Even so, Islamic investment products are still relatively limited, says Suhaimi. “But there is a trend towards developing broader product lines with greater sophistication. At present, the most common forms of shariah-compliant investment vehicles are equity, real estate, infrastructure, commodity, money market and hedge funds, along with alternative funds in certain jurisdictions.
“But newly developed products are multi-purpose investment vehicles designed for active investors. For instance, there are specialised investment funds for which there are no investment restrictions outside their shariah compliance, except for the principle of diversification. These funds can be used to invest in anything from real estate to fine art, and have become a popular choice for professional Islamic investors.”
Other tailor-made offerings comprise investments in risk capital through a company specially set up for private equity and venture capital investments, as well as investments in microfinance funds, he adds.
The bank has also stepped up its takaful offerings in recent years. Although it is a relatively common Islamic wealth management product, Saadiq became the country’s first Islamic bank to provide an entirely digital onboarding facility for its takaful offerings back in 2017. The multi-award-winning service, which Suhaimi championed prior to his elevation to CEO, is one he is particularly proud of.
“We think we have the best takaful products in Malaysia. And now, clients will be onboarded with the most convenient electronic know-your-customer (eKYC) protocols,” he says.
The bank provides its clients with a host of takaful options from its partner, Prudential BSN Takaful Bhd.

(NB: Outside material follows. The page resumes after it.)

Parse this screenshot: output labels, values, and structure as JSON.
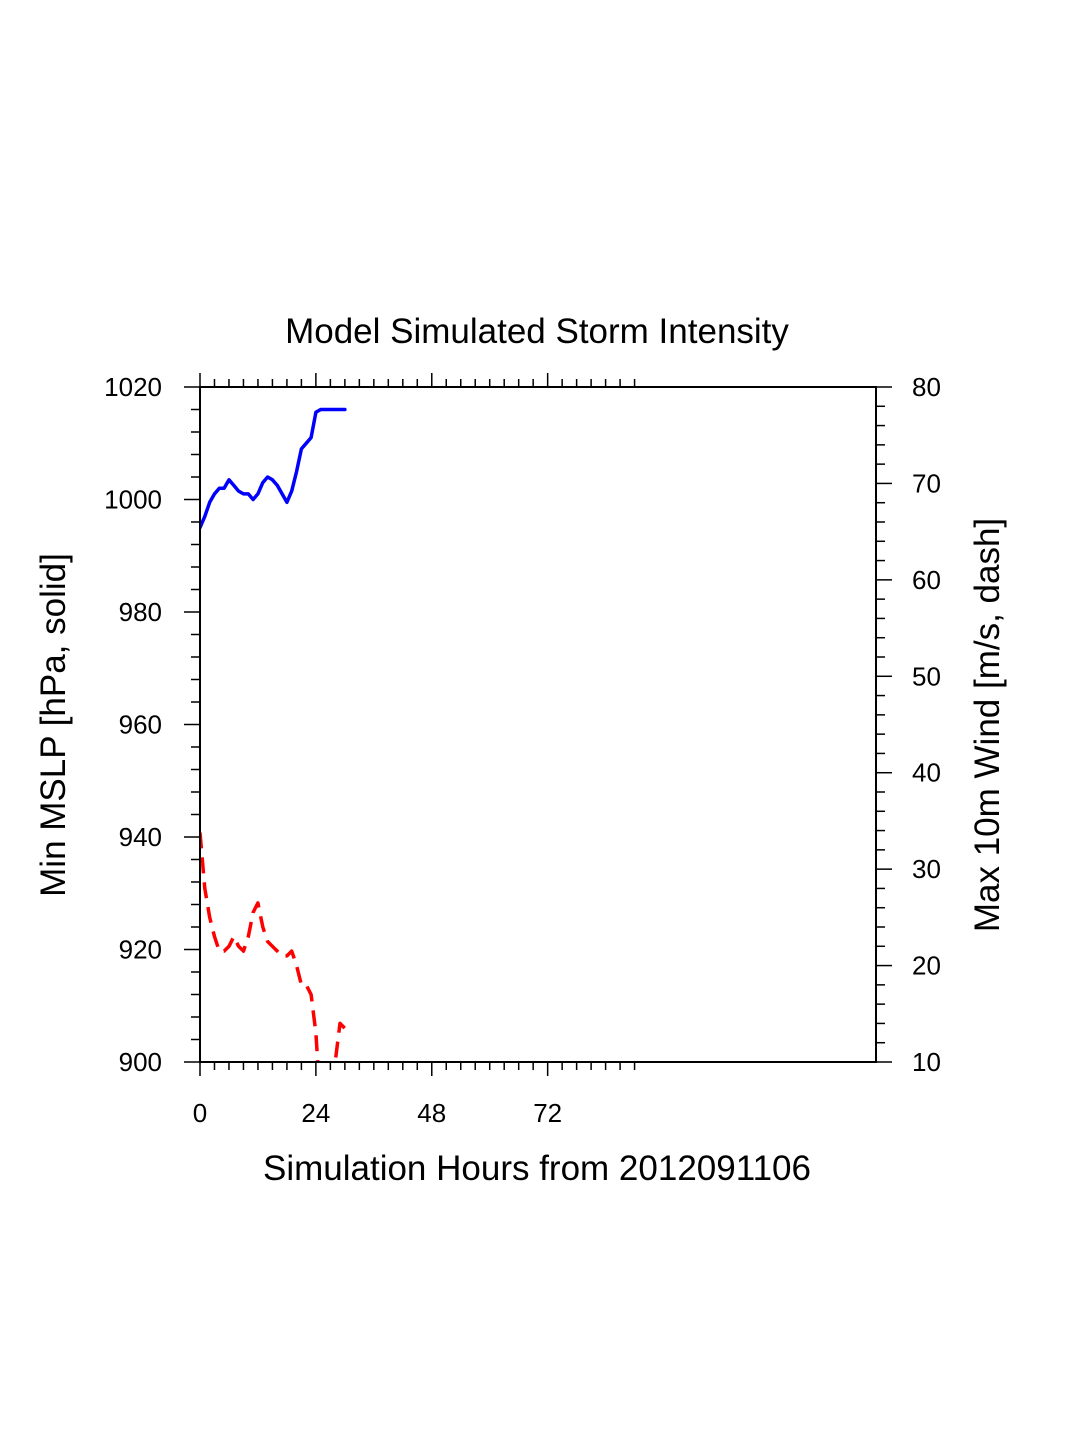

Suhaimi and his team are in the midst of pitching potential sukuk issuances to various corporate clients. “A number of clients have expressed interest in us issuing green sukuk on their behalf. Although these offerings tend to be taken up by institutional investors on the primary sukuk market, certain sukuk offerings can be traded on the secondary market, among retail investors,” he says.
Having pioneered digital onboarding of its takaful clients in 2017, it is perhaps unsurprising that Saadiq has gone to great lengths to reinvent itself as a digitally focused bank. It does not have as many branches as other local big Islamic banks — something that has worked to its advantage as this allows the bank to focus on growing its digital channels, says Suhaimi.
“Because we do not have as many branches, our clients have become more digitally savvy by necessity. As a result, we have been able to conduct a lot of engagement and education with our clients via the Standard Chartered Mobile (SC Mobile) app,” he points out.